“‘Beam’ me up, Scotty” Remote Presence Technology

“‘Beam’ me up, Scotty” Remote Presence Technology
James Grundvig
9/26/2013
Updated:
4/24/2016

“‘Beam’ me up, Scotty” Remote Presence Technology

At Bloomberg Link Next Big Thing Summit, the were two products that caught the eye of this reporter. One semi-old, the other new.

Beam is a mobile, remote video-conferencing platform, a newcomer born out of robotics of Willow Garage. The other is a high profile, high-flying winged-man that sparked attention by jetting over the Swiss Alps a few years ago. In the latter, Cory Johnson interviewed Yves Rossy, CEO and the “pilot” of Jetman in a one-on-one discussion, Adventures in Aviation (see separate article for Jetman). 

What is ‘Beam?’

Experiencing Beam demoed live, I connected with the PR rep from Suitabletech, Inc., the company that invented Beam.

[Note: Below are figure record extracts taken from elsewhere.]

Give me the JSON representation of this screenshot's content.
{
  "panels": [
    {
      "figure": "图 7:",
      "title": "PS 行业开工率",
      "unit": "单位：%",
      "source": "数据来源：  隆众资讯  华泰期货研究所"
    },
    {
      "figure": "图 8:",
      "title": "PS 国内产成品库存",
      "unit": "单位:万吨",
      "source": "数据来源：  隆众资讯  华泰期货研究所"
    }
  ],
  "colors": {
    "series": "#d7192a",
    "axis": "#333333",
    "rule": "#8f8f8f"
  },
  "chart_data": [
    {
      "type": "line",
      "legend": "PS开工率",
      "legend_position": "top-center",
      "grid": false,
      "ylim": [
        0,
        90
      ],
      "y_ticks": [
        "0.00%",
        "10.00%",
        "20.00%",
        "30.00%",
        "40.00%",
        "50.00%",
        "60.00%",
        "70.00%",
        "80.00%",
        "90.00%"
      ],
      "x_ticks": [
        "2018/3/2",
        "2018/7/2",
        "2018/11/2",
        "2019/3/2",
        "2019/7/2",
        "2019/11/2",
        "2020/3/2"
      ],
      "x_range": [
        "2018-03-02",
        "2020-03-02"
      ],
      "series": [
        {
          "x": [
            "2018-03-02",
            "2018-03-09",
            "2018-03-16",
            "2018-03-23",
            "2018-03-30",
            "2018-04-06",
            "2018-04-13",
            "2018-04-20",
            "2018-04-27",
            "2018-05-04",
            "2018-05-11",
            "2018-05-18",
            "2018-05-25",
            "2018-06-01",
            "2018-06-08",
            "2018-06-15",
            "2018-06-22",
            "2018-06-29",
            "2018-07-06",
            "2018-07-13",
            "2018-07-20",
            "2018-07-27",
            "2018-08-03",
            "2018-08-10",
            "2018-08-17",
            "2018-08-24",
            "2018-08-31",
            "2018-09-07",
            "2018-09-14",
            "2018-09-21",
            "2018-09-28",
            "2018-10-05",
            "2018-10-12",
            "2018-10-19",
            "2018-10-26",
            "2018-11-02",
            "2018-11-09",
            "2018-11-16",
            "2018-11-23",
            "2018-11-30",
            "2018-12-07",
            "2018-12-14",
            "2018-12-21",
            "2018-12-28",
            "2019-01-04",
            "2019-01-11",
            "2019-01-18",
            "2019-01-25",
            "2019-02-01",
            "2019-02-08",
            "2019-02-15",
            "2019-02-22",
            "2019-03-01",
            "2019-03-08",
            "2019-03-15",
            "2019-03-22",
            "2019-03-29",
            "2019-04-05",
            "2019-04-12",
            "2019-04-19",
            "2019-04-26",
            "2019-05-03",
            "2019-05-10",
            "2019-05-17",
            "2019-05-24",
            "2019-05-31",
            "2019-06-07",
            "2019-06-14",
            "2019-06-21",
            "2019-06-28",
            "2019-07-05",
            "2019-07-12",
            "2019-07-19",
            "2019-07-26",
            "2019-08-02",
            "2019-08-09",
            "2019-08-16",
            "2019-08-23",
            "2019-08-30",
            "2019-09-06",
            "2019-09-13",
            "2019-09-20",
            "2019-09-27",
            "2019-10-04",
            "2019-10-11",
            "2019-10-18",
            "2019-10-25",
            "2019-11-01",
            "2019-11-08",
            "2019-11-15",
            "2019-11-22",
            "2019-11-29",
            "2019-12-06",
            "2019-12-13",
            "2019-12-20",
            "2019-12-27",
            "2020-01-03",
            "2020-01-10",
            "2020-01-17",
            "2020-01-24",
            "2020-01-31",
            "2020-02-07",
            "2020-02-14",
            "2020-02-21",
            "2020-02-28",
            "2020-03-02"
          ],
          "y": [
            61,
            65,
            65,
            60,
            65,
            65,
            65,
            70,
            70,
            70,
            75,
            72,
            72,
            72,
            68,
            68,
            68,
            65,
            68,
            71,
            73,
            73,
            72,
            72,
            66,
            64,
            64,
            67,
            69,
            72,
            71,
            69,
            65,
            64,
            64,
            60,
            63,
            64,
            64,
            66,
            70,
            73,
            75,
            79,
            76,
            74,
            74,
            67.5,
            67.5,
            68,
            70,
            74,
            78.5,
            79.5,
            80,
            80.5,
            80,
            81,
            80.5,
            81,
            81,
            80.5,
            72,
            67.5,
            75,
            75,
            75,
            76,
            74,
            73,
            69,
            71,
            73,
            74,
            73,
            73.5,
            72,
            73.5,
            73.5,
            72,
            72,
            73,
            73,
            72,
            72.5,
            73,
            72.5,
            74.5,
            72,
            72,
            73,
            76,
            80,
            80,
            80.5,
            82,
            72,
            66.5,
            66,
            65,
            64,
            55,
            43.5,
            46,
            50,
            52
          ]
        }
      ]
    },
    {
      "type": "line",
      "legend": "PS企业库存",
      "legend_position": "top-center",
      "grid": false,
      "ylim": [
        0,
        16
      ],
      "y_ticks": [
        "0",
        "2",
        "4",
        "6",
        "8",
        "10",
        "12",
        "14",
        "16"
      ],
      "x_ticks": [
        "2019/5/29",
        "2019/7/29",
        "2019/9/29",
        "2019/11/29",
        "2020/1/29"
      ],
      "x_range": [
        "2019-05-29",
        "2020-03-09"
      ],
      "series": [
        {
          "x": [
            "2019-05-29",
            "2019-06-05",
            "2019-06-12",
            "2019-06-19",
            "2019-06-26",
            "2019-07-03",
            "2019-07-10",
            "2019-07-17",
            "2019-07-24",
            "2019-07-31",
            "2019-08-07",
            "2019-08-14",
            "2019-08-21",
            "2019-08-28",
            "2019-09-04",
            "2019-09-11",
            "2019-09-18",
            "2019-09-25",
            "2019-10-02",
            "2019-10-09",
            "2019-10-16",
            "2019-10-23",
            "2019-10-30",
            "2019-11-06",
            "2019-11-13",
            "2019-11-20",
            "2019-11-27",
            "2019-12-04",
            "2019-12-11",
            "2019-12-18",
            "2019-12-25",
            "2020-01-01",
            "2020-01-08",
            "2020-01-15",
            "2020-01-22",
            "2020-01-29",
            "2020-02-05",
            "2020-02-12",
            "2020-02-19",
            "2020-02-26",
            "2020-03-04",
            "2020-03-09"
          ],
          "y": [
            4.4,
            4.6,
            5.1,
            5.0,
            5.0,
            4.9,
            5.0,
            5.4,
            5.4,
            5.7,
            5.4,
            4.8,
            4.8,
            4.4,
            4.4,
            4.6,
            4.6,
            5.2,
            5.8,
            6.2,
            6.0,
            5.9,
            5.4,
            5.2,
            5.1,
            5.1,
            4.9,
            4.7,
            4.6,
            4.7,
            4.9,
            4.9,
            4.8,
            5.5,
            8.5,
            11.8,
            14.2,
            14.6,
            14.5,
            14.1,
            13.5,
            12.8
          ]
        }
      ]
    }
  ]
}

Sitting in the press area at the Apella Theater on the east side of Manhattan, I looked up and saw this tall, slender, mobile robot zoom over to me, very Jetson-like. But it was a robot with out arms or legs. Beam’s twin poles rise up from what looks like a hose-less vacuum cleaner with big wheels on the bottom and a beautiful tablet interface on top. And like a laptop, it has a large camera lens that can zoom in and out.

What does that do? It allows for a seamless communication between the person on screen in her office and anopther sitting at a different location. The best part of Beam is its easy navigation. Beam’s joystick is actually the page arrows on the laptop keyboard. So moving Beam requires little training, is intuitive, and works off of WiFi signals on both ends of the live interface conversation—or what Scott Hassan, CEO and President of Suitabletech calls “remote presence.”

Better than Skype, more personal with better video quality than a Web-stream, Beam is durable on top of being easy to use. In test-driving the 100-lb Beam, I drove it through Suitabletech’s Palo Alto, CA, office, 3,000 miles away, down a hall to the supply room in the back where a fleet of Beams are fine-tuned and tested, and have a brief conversation with a technician.

Scott Hassan, together with his PR rep on Beam, discussed his past as founder of Willow Garage, eGroups (now Yahoo! Groups), and as the “key software architect and developer of Google, Alexa Internet, and Stanford University Digital Library,” his alma mater.

Personable, warm, with realistic expectations that Beam will catch on to vastly improve meetings for enterprises and their vendors, Hassan explained that Beam was born out of frustration. “In 2011, we were developing autonomous robotics, automated cars, solar-power autonomous boats, and then switched to personal robotics,” he said.

“We called out first prototype PR2, for Personal Robot 2,” he said. “In order to get traction, I had to look outside the Bay Area for talent. I hired an onshore engineer in Indiana to work for us. But between the phone, emails and Skype, no one knew who the engineer was… until he decided to do something about it.”

Building a single, 450-lb PR2 robot cost “$400,000, with a huge team of sixty engineers. But it was that one electrical engineer from Indiana, who had to talk over the phone, who knew no one and know one of knew him. Well, he cobbled together a pre-Beam running on Skype… and he went from the least known employee to the most known,” Hassan explained. “He had a presence. A distraction became a pivot… We stopped making PR2s. We will ship the last one in October, after making 60 of them.”

Mr. Hassan never really saw mass-producing PR2. But Beam is a different matter: “At $16,000 with an annual maintenance fee of $2,400, which includes support, software upgrades, and customer service,” Beam seems affordable for the enterprise.

Today, IBM, HP, Microsoft, and Intel use Beam with their division heads and their clients and vendors around the world, whether in the intimate setting of the office or in the conference room with many people live on many Beams.”

In his view, Beam is a personal, natural way to communicate. It also doesn’t record as a matter of policy, so it doesn’t leave a digital footprint. So if people argue on Beam, it’s the same as they do it in person. When it’s over, nothing is recorded that can be used against any person.

“It’s bi-directional. If I can see you, you can see me… If one user disconnects one side of Beam, then the conversation turns off on both sides. The idea is to make people feel comfortable,” he said.

Now Scott Hassan and his team are building Beam for outdoor use.

“Beam me up, Scotty!” Not quite. But Beam is taking us a step into the Jetson Age, pre Star Trek.

 

 

 

 

 

James Grundvig is a former contributor to Epoch Times and the author of “Master Manipulator: The Explosive True Story of Fraud, Embezzlement and Government Betrayal at the CDC.” He lives and works in New York City.